After the storming of Ntabazikamambo, Sir Carrington was stopped dead in his tracks at the battle of Matobo in July 1896 when Matabele warriors demonstrated what they had already done at Umguza River.
Rhodes had no choice but to call for talks.
When you have to execute all the leadership, there is no greater admission of failure than that.
The people are so fearless they have fought you without relenting, their gallantry strikes fear in the depths of your soul, and in your cowardly greed you decide that the best thing is for you to wipe out the people.
All the pretence at being human vanishes like the morning mist, the beastliness of a dog-eat-dog philosophy rears its ugly head, the emblem of the armed robber.
The war against the people of the land was not justified, it is not justifiable.
It was a war of attrition to wrest from others what is rightfully theirs, a grand theft of titanic proportions.
When people kill it is not correct except in self-defence.
When people kill out of greed, it is anathema.
Paramount, Chiefs Makoni, Mutekedza, Mashayamombe, Mashonganyika as well as many others were executed in cold blood.

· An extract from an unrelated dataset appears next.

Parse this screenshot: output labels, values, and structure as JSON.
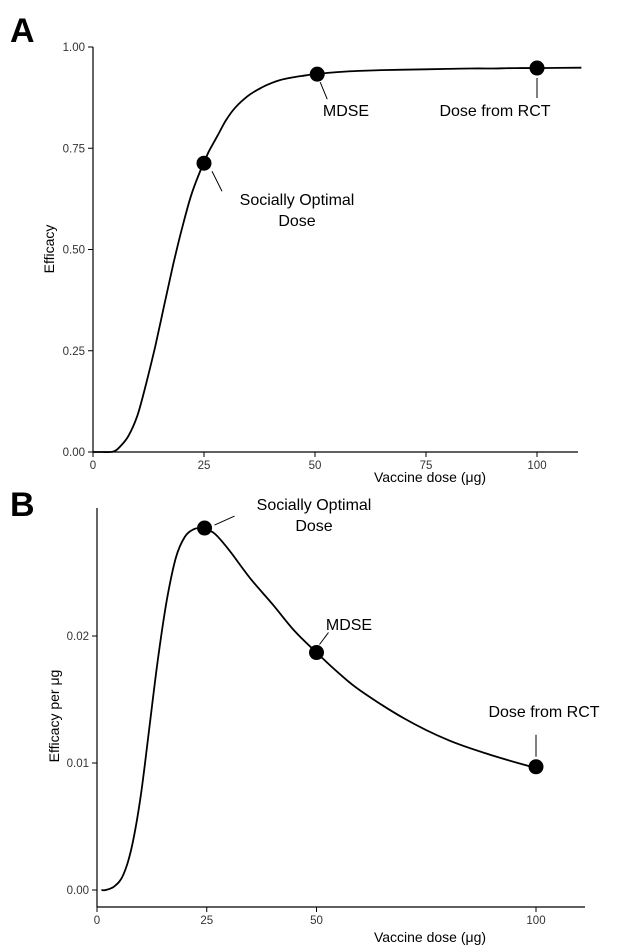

Chief mediums of Mwari; Mkwati, Sekuru Kaguvi and Mbuya Nehanda, were executed in cold blood.
These callous executions were, to the whiteman, the permanent seal to defeat the undefeated.
First you destroy thousands of their people taking refuge in the fortresses, burn their villages, destroy all crops in the fields, loot all their grain and livestock so that there is no blade of grass to survive on, and when the chiefs surrender to save their people from further genocidal torment, you execute them.
Indeed Rhodes had instructed, ‘spare no-one even if he threw down his arms and begged for mercy.
Who will console the sobbing shadows in the land?
Who will tell them how it can ever be just for them to be so inhumanly tormented for no crime except to own the most beautiful rich land in the world, the most gracious gift anyone could have?
Who will convince them that greed and lust for what belongs to others were the crimes against humanity. This kind of senseless cruelty is hitlerite.
It was the harshest sentence to a people who had committed no crime except to successfully defend, with their everything, their sacred gift from Musikavanhu, their land, Zimbabwe.
There are memories of sobbing shadows in the land.
No one cared, they did their worst on a people who were carrying on with their lives as Musikavanhu decreed.
When they would have killed all the people but for Musikavanhu’s intervention, it was to seal the fate of the princes and princesses of this land in dust bins. When they executed the chief mediums of Mwari, they lied to themselves that our destiny was now in their hands, until Mbuya Nehanda’s bones ‘rose’, then they still resorted to genocide, but Musikavanhu had spoken: ‘The whites were a menace to be driven out, they could not be ensconced in this sacred land’.